The National Steering Committee on Gender Mainstreaming, comprising government officials of the administrative cadre, is a forum that ensures gender permeates all policies and programmes of Government and provides guidance and new strategic orientations to promote a gender responsive culture.
It is to be noted that Mauritius acceded to CEDAW in 1984. Under the Convention, the country has undergone three periodic review processes in 1995, 2006 and 2011, which assessed national actions to end discrimination against women and ensure women’s equal access to, and equal opportunities in the legal, social, economic and political spheres.
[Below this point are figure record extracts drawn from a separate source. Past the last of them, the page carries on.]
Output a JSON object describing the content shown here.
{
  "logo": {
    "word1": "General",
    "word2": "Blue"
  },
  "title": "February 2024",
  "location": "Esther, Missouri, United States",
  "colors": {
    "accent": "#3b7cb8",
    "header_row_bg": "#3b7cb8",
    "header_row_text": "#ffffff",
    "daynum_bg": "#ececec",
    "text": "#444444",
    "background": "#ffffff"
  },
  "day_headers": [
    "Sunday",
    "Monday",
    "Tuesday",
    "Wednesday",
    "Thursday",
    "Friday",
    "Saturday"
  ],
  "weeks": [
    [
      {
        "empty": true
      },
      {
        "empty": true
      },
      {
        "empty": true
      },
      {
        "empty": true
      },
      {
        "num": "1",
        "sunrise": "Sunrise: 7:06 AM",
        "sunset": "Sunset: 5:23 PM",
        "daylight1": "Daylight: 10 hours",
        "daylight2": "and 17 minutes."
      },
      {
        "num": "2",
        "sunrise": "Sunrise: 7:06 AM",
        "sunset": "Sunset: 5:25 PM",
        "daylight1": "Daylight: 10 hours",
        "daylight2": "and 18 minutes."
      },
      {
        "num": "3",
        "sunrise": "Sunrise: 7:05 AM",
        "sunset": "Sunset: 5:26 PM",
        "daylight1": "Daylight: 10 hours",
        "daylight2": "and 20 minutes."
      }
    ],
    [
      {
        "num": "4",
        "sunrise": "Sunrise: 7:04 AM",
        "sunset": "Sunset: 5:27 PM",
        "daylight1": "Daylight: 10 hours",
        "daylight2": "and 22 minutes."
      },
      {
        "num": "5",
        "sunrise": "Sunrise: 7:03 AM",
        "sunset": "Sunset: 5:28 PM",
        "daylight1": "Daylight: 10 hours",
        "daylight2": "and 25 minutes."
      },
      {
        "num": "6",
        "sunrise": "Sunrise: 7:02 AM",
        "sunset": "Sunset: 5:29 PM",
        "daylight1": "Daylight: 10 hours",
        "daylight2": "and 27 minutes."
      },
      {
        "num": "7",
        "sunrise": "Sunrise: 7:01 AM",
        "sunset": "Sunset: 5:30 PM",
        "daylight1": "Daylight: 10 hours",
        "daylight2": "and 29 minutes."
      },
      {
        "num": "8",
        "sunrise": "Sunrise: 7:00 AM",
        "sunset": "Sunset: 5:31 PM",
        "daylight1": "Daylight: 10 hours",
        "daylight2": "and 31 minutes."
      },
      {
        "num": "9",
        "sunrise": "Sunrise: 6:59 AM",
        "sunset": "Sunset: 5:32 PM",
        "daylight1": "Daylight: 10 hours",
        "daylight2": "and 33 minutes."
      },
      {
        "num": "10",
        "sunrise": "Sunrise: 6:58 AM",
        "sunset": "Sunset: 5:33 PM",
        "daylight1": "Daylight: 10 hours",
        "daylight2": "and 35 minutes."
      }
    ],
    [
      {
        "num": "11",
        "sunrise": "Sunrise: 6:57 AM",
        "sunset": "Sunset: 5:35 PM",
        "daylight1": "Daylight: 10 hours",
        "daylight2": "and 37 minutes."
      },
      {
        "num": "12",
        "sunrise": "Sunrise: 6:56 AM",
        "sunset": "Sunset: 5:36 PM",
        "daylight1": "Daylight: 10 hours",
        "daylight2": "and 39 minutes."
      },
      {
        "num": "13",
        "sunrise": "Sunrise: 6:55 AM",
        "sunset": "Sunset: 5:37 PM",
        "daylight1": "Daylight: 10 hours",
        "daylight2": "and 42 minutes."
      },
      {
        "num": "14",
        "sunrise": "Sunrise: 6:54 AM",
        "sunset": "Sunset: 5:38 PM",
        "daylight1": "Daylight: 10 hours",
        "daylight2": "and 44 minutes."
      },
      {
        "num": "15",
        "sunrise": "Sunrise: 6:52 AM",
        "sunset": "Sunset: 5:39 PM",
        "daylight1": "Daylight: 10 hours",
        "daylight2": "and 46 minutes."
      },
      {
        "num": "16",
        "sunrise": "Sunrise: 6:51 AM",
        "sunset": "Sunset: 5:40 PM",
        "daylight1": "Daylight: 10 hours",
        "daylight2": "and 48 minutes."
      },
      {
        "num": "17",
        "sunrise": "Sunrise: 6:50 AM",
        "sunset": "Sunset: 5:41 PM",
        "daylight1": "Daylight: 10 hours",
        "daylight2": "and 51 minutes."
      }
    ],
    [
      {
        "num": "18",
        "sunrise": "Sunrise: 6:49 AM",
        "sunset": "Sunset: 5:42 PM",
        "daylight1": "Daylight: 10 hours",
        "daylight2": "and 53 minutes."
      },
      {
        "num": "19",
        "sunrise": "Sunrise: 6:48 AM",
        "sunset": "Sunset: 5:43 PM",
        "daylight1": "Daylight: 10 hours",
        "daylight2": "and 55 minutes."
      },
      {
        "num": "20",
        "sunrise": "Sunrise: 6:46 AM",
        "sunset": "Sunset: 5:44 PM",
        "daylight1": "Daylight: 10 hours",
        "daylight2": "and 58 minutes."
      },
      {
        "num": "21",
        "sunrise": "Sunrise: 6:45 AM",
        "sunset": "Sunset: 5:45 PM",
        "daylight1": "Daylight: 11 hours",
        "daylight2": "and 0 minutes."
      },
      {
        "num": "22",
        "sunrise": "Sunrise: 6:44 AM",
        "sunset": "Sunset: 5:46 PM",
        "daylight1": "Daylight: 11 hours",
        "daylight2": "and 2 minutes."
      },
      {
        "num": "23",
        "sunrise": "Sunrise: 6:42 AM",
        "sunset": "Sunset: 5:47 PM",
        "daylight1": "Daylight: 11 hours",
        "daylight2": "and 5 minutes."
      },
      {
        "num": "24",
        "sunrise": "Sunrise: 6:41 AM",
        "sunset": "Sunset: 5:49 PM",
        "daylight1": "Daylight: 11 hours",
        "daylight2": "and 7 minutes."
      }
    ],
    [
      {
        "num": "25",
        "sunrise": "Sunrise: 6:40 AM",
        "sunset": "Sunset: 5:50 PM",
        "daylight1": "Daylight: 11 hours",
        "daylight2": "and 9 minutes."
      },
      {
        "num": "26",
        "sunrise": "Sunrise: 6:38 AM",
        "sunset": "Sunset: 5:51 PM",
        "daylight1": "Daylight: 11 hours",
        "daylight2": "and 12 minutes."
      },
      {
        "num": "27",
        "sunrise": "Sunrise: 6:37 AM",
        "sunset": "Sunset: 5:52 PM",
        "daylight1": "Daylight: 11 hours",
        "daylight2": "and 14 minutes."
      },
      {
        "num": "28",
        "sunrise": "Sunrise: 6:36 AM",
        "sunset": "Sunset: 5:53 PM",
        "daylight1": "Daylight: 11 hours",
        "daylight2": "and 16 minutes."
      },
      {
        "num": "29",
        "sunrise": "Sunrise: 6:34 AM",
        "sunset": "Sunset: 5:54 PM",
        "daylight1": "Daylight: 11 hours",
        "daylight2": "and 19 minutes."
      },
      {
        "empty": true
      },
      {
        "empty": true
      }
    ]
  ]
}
In her opening address for the occasion, the Minister of Gender Equality, Child Development and Family Welfare, Mrs Mireille Martin, stated that the CEDAW, as an influential tool to attain universal women’s rights standards, provides room for redressing all forms of discrimination against women. “As such, the Government and my ministry are relentlessly working to implement the recommendations mentioned in the concluding observations of the CEDAW’s country report”, she said.
According to the minister, the measures initiated include the introduction of new legislations as well as amendments to existing ones namely the Equal Opportunities Act 2008, the Local Government Act 2012 and the Criminal Code (Amendment) Act 2012 to ensure a greater protection and inclusion of women’s rights; the development of a computerized system for data collection on domestic violence known as Domestic Violence Information System (DOVIS); regular campaigns on gender concept to change traditional perceptions on gender roles in the family and society; and the introduction by the Ministry of Civil service Affairs and Administrative Reforms of a module on gender in its training programme for public officers, among others.
Mrs Martin pointed out that for CEDAW to be used and its transformative potential unpacked, it depends on how well the Convention is understood, grasped, internalized and owned by all stakeholders. She called on participants to fully engage in the implementation of the Convention. “It is critical that you are made aware of women’s human rights instruments; you should deepen your understanding of CEDAW; you should contribute effectively in the implementation of the various articles; you should help the timely reporting exercise; and you should strengthen the capacity of other colleagues by popularizing CEDAW provisions”, she added.
The Minister also announced that other workshops to enable members of the Committee to internalise the various provisions and implications of a number of other human rights treaties related to women’s rights, non-discrimination and gender equality such as the SADC Protocol on Gender and Development and the Commonwealth Plan of Action on Gender and Development would be scheduled soon.